I'm hoping for advice on whether Ceph could be used in an atypical use case. Specifically, I have about ~20TB of files that need replicated to 2 different sites. Each site has its own internal gigabit ethernet network. However, the connection between the sites is only ~320kbits. I'm trying to find a solution where I set up one server at each site which has its own full copy of the data, and when changes are made they are synced between the sites.

At first, this might seem hopeless because of the low bandwidth. However, the long-term average rate of writes to the files is actually substantially smaller than the available bandwidth, so this might not actually be a problem.

Off hand, does it seem like Ceph could yield decent performance in this use case?  In particular, I had a few questions:

(1) Will clients at each site automatically prefer connecting to a site-local Ceph node for reading files or will they try and pull files over the slow site-to-site connection even when they are available site-locally? If preferring a site-local node doesn't happen automatically, can it be forced manually?

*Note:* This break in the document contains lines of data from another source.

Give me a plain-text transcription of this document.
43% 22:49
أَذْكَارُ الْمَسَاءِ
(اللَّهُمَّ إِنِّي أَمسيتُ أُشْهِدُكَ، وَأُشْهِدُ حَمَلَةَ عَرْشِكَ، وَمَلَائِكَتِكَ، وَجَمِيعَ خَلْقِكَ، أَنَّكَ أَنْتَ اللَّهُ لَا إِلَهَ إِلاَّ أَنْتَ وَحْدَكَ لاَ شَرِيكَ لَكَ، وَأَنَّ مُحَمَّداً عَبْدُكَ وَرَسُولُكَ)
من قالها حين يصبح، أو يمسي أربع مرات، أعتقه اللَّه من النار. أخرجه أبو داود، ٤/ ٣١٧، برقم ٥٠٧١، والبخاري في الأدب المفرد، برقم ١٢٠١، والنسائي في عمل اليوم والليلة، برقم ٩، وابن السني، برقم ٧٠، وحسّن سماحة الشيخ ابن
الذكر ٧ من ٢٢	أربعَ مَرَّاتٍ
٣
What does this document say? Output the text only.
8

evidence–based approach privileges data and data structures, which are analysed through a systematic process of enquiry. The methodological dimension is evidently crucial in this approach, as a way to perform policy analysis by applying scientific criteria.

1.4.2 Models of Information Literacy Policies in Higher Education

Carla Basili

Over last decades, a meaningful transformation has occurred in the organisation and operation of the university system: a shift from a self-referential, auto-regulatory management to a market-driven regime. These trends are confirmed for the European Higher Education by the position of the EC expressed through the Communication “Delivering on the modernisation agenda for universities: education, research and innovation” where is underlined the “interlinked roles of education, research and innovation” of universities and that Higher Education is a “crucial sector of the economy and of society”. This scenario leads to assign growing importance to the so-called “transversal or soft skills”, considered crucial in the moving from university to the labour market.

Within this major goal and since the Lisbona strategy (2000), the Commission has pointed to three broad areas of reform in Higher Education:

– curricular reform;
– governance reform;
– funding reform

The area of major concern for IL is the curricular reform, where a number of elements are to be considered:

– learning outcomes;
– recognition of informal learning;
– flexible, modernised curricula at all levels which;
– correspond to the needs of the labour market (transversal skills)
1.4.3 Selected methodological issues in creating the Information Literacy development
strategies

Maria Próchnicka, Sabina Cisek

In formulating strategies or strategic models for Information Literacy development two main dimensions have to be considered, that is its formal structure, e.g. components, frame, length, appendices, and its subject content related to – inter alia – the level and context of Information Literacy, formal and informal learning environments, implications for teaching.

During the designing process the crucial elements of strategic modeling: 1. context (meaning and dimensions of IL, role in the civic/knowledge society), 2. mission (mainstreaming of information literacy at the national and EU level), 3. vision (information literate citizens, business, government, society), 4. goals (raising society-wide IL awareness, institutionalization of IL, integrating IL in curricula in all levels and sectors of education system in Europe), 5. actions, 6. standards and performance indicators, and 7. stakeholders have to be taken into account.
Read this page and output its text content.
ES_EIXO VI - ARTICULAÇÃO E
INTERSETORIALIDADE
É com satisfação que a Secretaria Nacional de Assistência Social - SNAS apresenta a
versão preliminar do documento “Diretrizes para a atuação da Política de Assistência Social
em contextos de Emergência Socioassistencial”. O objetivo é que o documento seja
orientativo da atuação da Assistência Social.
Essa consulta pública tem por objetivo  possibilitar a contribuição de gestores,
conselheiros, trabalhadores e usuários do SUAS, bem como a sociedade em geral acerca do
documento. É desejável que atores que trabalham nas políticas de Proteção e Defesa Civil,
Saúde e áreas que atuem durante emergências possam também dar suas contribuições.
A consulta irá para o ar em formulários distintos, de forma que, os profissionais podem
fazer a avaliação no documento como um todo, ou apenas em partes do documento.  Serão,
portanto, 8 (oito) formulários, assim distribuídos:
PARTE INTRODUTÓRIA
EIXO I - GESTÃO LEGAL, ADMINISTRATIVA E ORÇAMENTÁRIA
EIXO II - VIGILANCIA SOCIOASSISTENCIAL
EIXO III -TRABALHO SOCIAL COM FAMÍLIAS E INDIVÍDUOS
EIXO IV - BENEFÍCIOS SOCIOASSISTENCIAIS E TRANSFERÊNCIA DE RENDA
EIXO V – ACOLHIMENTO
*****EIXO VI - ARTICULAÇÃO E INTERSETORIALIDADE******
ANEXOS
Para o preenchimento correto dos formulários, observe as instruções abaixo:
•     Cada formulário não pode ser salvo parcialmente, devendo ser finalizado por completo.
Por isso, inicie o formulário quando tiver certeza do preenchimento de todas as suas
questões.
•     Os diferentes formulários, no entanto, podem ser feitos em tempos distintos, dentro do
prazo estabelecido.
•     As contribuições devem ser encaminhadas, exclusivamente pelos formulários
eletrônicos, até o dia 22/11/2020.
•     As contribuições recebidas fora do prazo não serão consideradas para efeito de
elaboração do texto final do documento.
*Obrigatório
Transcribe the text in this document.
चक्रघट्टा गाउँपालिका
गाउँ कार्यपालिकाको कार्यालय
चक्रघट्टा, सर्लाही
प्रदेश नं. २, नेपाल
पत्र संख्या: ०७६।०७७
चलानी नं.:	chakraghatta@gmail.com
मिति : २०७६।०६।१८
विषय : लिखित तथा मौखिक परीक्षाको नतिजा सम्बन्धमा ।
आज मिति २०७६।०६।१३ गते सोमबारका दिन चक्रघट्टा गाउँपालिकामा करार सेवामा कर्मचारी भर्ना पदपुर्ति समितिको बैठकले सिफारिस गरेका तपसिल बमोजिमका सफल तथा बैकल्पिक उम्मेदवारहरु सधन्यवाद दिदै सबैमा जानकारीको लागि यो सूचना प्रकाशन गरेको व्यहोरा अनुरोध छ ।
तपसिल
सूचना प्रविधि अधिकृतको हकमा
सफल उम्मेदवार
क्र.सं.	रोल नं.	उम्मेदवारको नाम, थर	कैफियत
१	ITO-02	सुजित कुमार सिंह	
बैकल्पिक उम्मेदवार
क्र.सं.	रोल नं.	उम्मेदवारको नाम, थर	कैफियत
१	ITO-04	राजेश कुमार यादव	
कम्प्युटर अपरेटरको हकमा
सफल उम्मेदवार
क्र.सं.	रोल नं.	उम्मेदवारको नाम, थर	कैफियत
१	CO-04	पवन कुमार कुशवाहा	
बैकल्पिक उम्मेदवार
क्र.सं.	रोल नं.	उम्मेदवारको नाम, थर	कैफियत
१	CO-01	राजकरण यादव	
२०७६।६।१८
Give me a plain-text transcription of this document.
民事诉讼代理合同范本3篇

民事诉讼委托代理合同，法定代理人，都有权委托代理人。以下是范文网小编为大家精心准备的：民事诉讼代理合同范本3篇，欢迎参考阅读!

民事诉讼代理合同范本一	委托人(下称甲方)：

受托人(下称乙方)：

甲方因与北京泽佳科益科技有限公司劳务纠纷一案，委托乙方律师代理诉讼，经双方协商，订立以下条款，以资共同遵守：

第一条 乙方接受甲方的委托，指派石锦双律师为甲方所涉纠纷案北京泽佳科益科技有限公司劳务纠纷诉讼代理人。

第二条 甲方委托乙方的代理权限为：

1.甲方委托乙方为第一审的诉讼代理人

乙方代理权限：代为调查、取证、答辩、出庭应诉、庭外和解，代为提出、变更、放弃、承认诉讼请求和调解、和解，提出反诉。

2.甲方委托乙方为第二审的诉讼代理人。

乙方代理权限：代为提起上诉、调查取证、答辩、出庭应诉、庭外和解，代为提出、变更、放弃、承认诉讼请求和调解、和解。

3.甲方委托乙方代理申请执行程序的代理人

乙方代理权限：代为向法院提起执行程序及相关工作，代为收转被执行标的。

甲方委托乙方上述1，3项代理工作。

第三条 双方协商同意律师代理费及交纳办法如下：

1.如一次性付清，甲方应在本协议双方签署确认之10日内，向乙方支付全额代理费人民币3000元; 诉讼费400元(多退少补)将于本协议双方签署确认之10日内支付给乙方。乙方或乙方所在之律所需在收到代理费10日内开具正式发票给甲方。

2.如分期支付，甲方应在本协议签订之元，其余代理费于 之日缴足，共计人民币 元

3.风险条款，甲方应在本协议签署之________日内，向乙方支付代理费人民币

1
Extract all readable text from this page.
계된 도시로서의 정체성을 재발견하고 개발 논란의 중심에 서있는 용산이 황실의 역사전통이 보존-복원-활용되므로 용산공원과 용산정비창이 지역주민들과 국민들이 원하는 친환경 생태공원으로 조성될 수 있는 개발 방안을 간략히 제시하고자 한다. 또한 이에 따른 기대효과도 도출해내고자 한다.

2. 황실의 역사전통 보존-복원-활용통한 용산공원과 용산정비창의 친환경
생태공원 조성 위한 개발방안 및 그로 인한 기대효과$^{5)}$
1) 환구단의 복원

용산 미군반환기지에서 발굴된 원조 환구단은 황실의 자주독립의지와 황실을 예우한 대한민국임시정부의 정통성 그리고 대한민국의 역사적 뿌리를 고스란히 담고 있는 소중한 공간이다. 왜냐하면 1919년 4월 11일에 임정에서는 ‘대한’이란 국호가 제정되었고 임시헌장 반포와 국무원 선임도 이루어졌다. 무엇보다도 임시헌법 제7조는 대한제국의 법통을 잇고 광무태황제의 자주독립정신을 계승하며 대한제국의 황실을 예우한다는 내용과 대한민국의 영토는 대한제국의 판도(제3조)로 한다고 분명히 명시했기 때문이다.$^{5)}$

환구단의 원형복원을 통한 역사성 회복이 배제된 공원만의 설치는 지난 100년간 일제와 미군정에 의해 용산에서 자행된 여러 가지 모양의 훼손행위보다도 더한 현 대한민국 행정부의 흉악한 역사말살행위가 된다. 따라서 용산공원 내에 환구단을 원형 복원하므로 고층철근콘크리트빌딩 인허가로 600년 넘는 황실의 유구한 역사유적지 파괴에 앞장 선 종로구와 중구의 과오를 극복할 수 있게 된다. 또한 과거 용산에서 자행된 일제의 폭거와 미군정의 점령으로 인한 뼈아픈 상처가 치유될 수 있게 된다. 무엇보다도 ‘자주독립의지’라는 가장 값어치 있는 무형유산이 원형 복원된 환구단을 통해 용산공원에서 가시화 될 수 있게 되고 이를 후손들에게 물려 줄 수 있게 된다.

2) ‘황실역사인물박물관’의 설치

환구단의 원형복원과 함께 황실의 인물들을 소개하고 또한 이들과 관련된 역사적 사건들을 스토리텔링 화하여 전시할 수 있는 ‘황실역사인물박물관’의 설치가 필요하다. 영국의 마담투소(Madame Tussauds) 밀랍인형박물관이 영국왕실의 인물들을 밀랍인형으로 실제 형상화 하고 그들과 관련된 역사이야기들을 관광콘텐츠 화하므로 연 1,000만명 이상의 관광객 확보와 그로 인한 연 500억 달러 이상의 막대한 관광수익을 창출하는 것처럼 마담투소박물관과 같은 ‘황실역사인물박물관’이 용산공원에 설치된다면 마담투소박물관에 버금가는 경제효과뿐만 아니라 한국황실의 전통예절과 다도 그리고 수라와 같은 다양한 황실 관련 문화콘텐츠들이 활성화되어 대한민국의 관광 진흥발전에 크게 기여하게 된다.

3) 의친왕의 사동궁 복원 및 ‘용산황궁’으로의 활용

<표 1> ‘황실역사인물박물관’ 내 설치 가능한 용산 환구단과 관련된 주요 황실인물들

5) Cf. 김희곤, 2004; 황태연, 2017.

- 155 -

(2) When doing blocking IO to things backed by Ceph, will it block until the data has been replicated? In other words, will my write speeds be effectively be limited to 320kbits even if I am writing to a site-local node?

(3) Is there anything else I should keep in mind when considering Ceph's suitability for this sort of use?

(4) If Ceph seems unsuitable for this task, is there a different piece of software you would recommend?